An ensemble of first-year students then gathered onstage to sing “Over the Rainbow,” before a representative of each of the 34 lab groups on the Little Rock campus walked across the stage and placed a white carnation in a vase, to commemorate each of the donors.

Three additional carnations were then added to the vase in honor of the donated bodies studied by the Northwest Arkansas first-year students.

Student Alexa Pearce, a former art history major, presented a framed watercolor she painted of a heart as a token of appreciation. The class memorial gift will join other artwork from first-year students that lines the walls outside the anatomy lab on the Little Rock campus.

Student Alexa Pearce holds her framed watercolor painting after the ceremony.

Alexa Pearce displays the watercolor heart she painted.

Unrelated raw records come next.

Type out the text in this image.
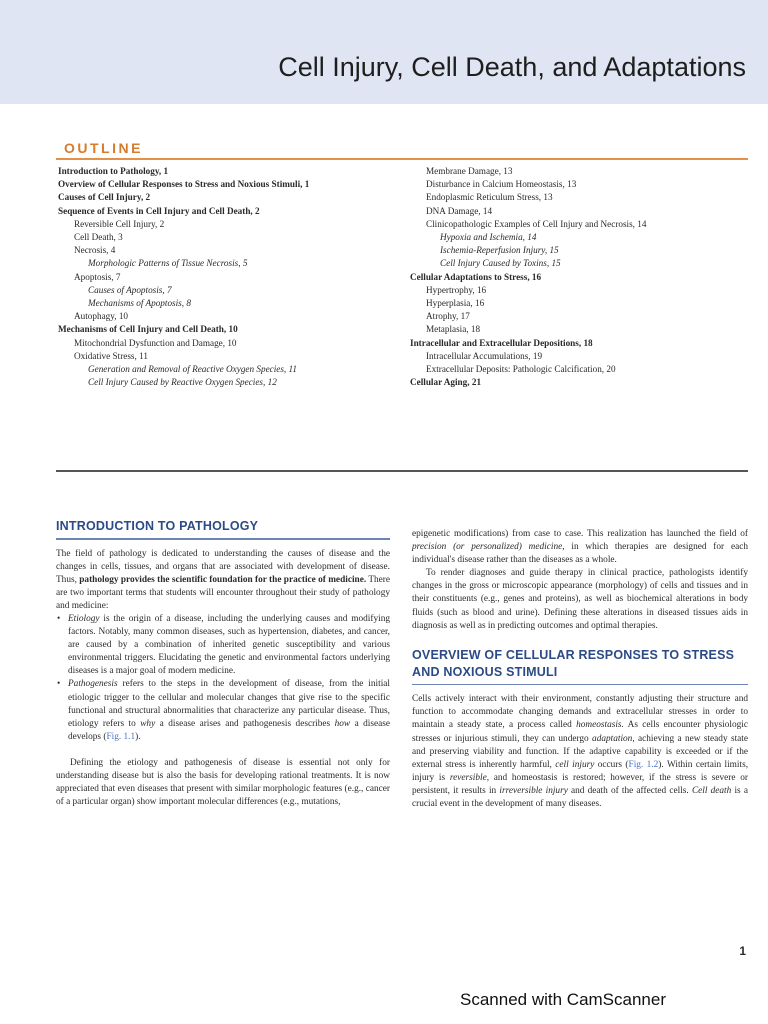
Cell Injury, Cell Death, and Adaptations
OUTLINE
Introduction to Pathology, 1
Overview of Cellular Responses to Stress and Noxious Stimuli, 1
Causes of Cell Injury, 2
Sequence of Events in Cell Injury and Cell Death, 2
Reversible Cell Injury, 2
Cell Death, 3
Necrosis, 4
Morphologic Patterns of Tissue Necrosis, 5
Apoptosis, 7
Causes of Apoptosis, 7
Mechanisms of Apoptosis, 8
Autophagy, 10
Mechanisms of Cell Injury and Cell Death, 10
Mitochondrial Dysfunction and Damage, 10
Oxidative Stress, 11
Generation and Removal of Reactive Oxygen Species, 11
Cell Injury Caused by Reactive Oxygen Species, 12
Membrane Damage, 13
Disturbance in Calcium Homeostasis, 13
Endoplasmic Reticulum Stress, 13
DNA Damage, 14
Clinicopathologic Examples of Cell Injury and Necrosis, 14
Hypoxia and Ischemia, 14
Ischemia-Reperfusion Injury, 15
Cell Injury Caused by Toxins, 15
Cellular Adaptations to Stress, 16
Hypertrophy, 16
Hyperplasia, 16
Atrophy, 17
Metaplasia, 18
Intracellular and Extracellular Depositions, 18
Intracellular Accumulations, 19
Extracellular Deposits: Pathologic Calcification, 20
Cellular Aging, 21
INTRODUCTION TO PATHOLOGY

The field of pathology is dedicated to understanding the causes of disease and the changes in cells, tissues, and organs that are associated with development of disease. Thus, pathology provides the scientific foundation for the practice of medicine. There are two important terms that students will encounter throughout their study of pathology and medicine:

• Etiology is the origin of a disease, including the underlying causes and modifying factors. Notably, many common diseases, such as hypertension, diabetes, and cancer, are caused by a combination of inherited genetic susceptibility and various environmental triggers. Elucidating the genetic and environmental factors underlying diseases is a major goal of modern medicine.
• Pathogenesis refers to the steps in the development of disease, from the initial etiologic trigger to the cellular and molecular changes that give rise to the specific functional and structural abnormalities that characterize any particular disease. Thus, etiology refers to why a disease arises and pathogenesis describes how a disease develops (Fig. 1.1).

Defining the etiology and pathogenesis of disease is essential not only for understanding disease but is also the basis for developing rational treatments. It is now appreciated that even diseases that present with similar morphologic features (e.g., cancer of a particular organ) show important molecular differences (e.g., mutations,

epigenetic modifications) from case to case. This realization has launched the field of precision (or personalized) medicine, in which therapies are designed for each individual's disease rather than the diseases as a whole.

To render diagnoses and guide therapy in clinical practice, pathologists identify changes in the gross or microscopic appearance (morphology) of cells and tissues and in their constituents (e.g., genes and proteins), as well as biochemical alterations in body fluids (such as blood and urine). Defining these alterations in diseased tissues aids in diagnosis as well as in predicting outcomes and optimal therapies.

OVERVIEW OF CELLULAR RESPONSES TO STRESS
AND NOXIOUS STIMULI

Cells actively interact with their environment, constantly adjusting their structure and function to accommodate changing demands and extracellular stresses in order to maintain a steady state, a process called homeostasis. As cells encounter physiologic stresses or injurious stimuli, they can undergo adaptation, achieving a new steady state and preserving viability and function. If the adaptive capability is exceeded or if the external stress is inherently harmful, cell injury occurs (Fig. 1.2). Within certain limits, injury is reversible, and homeostasis is restored; however, if the stress is severe or persistent, it results in irreversible injury and death of the affected cells. Cell death is a crucial event in the development of many diseases.

1
Scanned with CamScanner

“Finishing anatomy is certainly a milestone for all of us,” Pearce said, “but it’s one that wouldn’t be possible without the generous donations of these individuals. I hope that my artwork can serve as a symbol for the unique life paths that each of these individuals had and for the lasting impact that they will have on our journeys.”

David Davies, Ph.D., a professor in the College of Medicine Department of Neurobiology and Developmental Sciences who is the module director for the anatomy course, reminded the medical students that the donors — most of whom died while in their 50s, 60s, 70s and 80s — grew up in a world that differed in many ways from that in which the students have grown up.

He cited the influence of wars and the civil rights movement, as well as technological changes and major changes in the practice of medicine, as well as their personal experiences, all of which may have influenced their decision to donate their bodies.

“You saw that in the laboratory and just got a glimpse of it,” Davies said. “It might have been just the color of the nail polish that they were wearing, a pacemaker that they had or some other prosthesis, or tattoos.”

“By giving themselves up as a specimen or donor for your education, their families were also giving up part of the ceremonies that go along with grieving and resolution of the pain that they feel,” he said. “And so I think it’s important to remember their families and to honor them as well.

Students walk across the stage to place carnations in a vase as their classmates look on.

Students walk across the stage to place a carnation in a vase in remembrance of the donors, as their classmates look on.

“I think that what they did was burden you with an expectation that you would be good physicians, caring physicians and competent physicians, and then to carry that throughout your careers,” Davies said. “Thank you for your participation in the course and the professionalism that you’ve shown continually through the course.”